⬤ Berkshire's $5.1B Alphabet Play Signals Confidence in Google's AI Strategy
Berkshire Hathaway just revealed they've taken a massive $5.1 billion position in Alphabet, and it's one of the biggest moves everyone's talking about this year. The timing's pretty interesting—this came out just weeks after Google dropped Ironwood, their new TPU that handles the same AI training jobs Nvidia hardware does, but for way less money. Right after that filing went public, Google also launched its Gemini 3 model and made it clear the whole thing was trained without touching a single Nvidia chip.
⬤ Training Costs Drop from $4B to $750M with Google's TPU Systems
Here's where it gets wild: most AI companies are dropping somewhere between $3 to $4 billion to train cutting-edge models using Nvidia GPUs. Google's Ironwood-based systems? They're reportedly cutting that cost down to around $600 to $750 million. That's a massive gap that could seriously shake up how the whole industry thinks about compute spending. Word is that Anthropic just signed contracts for a million Google TPUs, and other big labs are apparently kicking the tires on similar deals. Looks like we might be watching the early stages of companies ditching GPU-based training for Google's internal compute setup.
Most AI companies spend an estimated 3 to 4 billion dollars to train frontier models using NVDA GPUs, while Google's Ironwood-based systems reportedly reduce that cost to roughly 600 to 750 million dollars.
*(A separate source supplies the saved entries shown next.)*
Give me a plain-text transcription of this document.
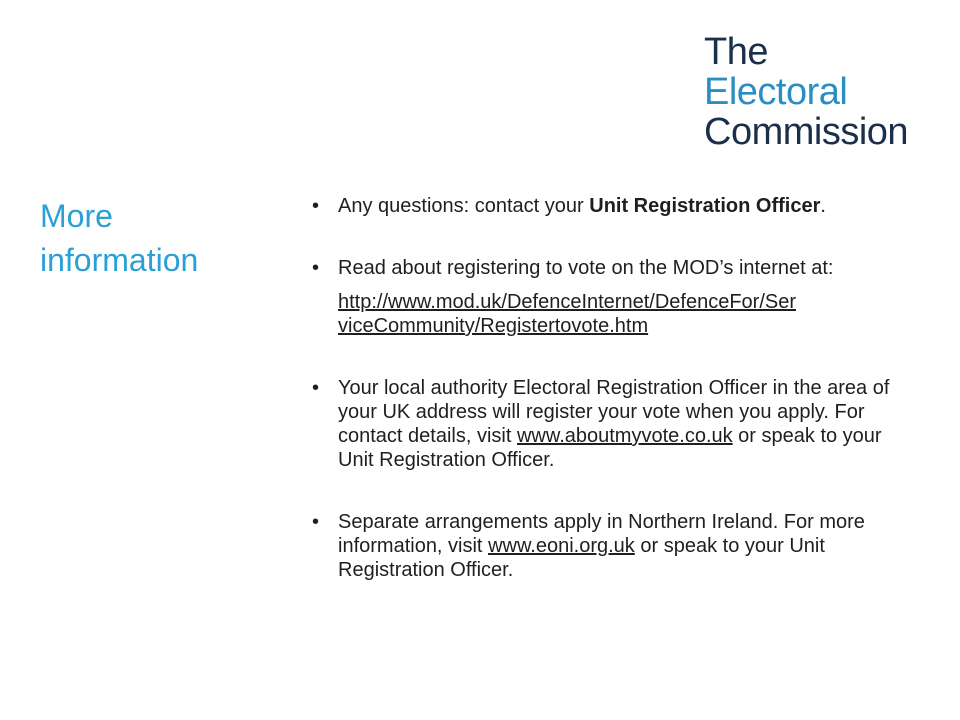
The
Electoral
Commission
More
information
• Any questions: contact your Unit Registration Officer.
• Read about registering to vote on the MOD’s internet at:
http://www.mod.uk/DefenceInternet/DefenceFor/Ser
viceCommunity/Registertovote.htm
• Your local authority Electoral Registration Officer in the area of your UK address will register your vote when you apply. For contact details, visit www.aboutmyvote.co.uk or speak to your Unit Registration Officer.
• Separate arrangements apply in Northern Ireland. For more information, visit www.eoni.org.uk or speak to your Unit Registration Officer.
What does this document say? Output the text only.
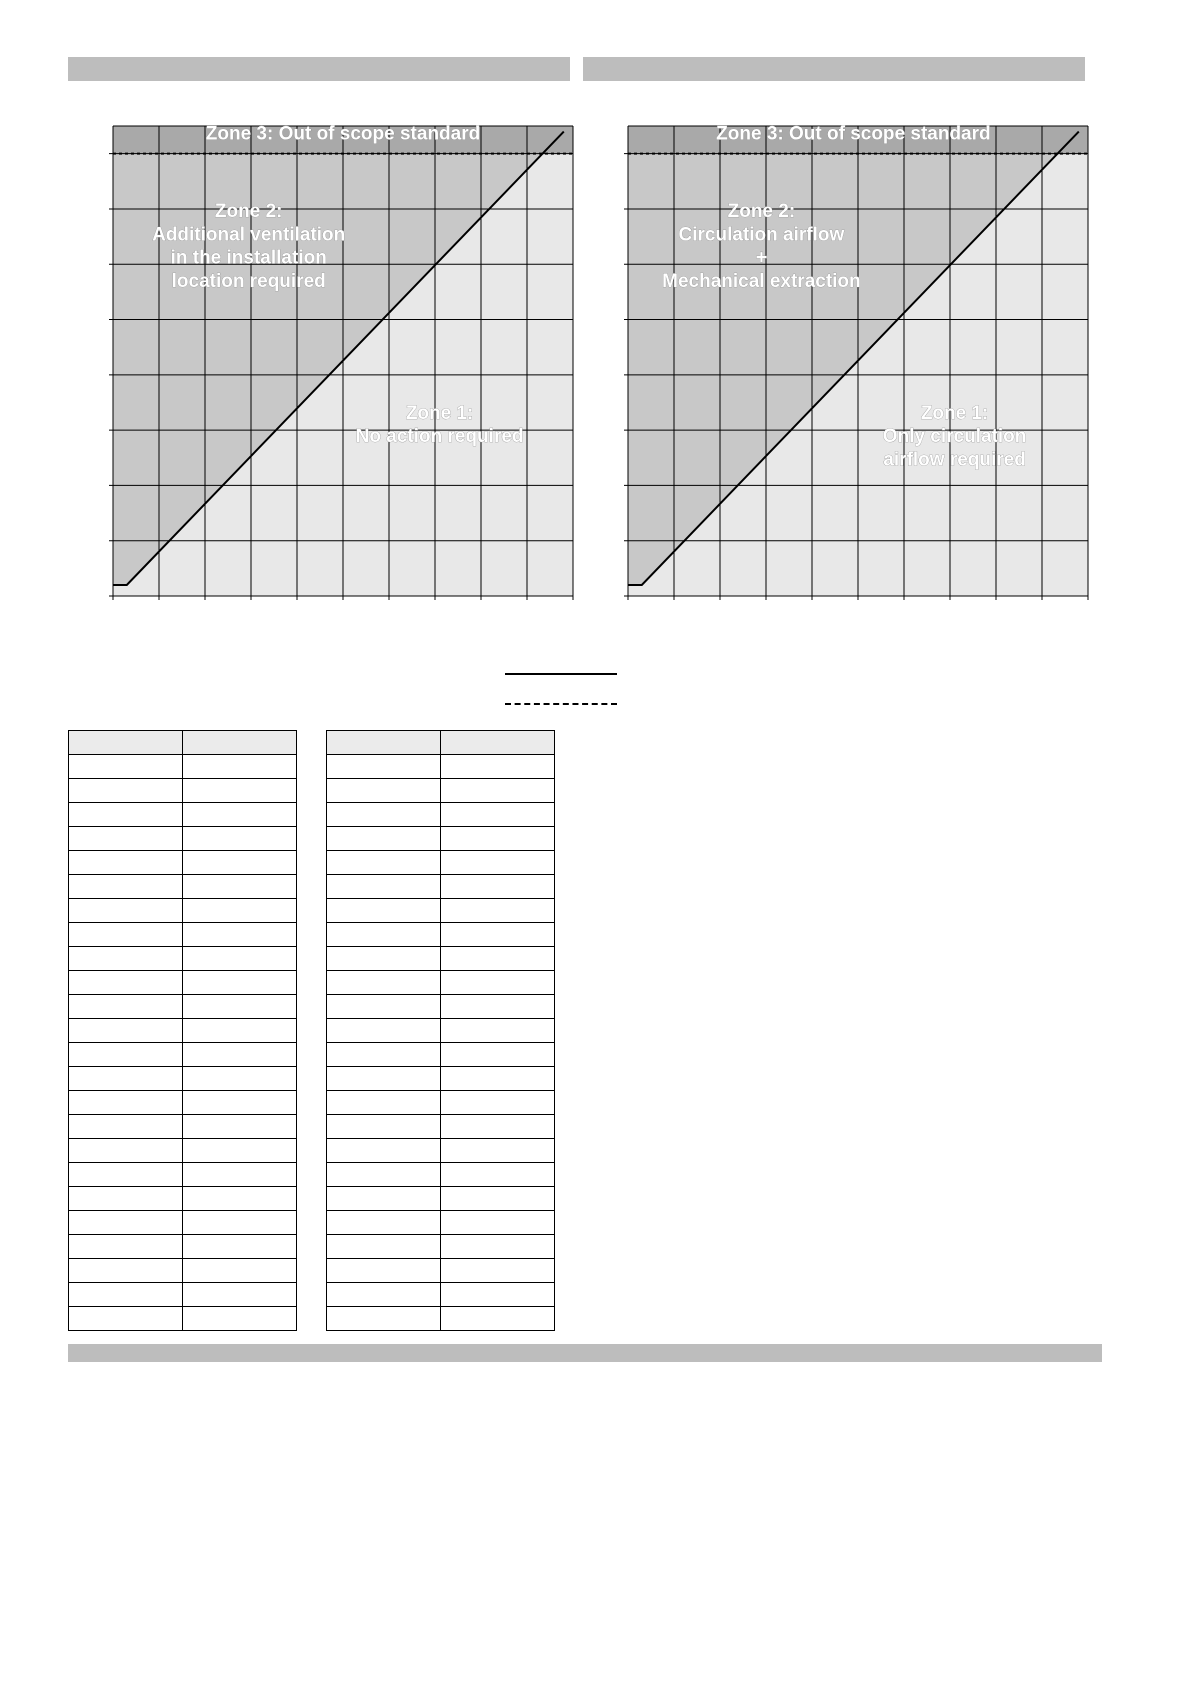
Zone 3: Out of scope standard
Zone 2: Additional ventilation in the installation location required
Zone 1: No action required
Zone 3: Out of scope standard
Zone 2: Circulation airflow + Mechanical extraction
Zone 1: Only circulation airflow required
⬤ Google's Vertical Integration Could Reshape $2 Trillion AI Chip Market
Nvidia built a multi-trillion-dollar empire by being the go-to supplier for AI chips, but Google's now controlling both the models and the hardware that runs them. Plus, Alphabet's trading at a lower price-to-earnings ratio than Nvidia while still running massive platforms like search, Android, and YouTube. When you look at it that way, Buffett jumping into Alphabet might be him betting that Google's end-to-end AI and compute strategy is about to pick up serious steam across the industry.
⬤ Hardware Economics May Force Industry-Wide Infrastructure Rethink
If TPU-based systems keep showing this kind of cost advantage, it's going to mess with hardware pricing, how companies spend on cloud services, and basically the whole AI development cycle. If these efficiency gaps stick around, the competitive landscape in AI could flip pretty fast, forcing everyone to rethink their infrastructure game plans. As companies weigh long-term costs against performance, hardware economics might end up being the thing that reshapes expectations across the entire tech sector.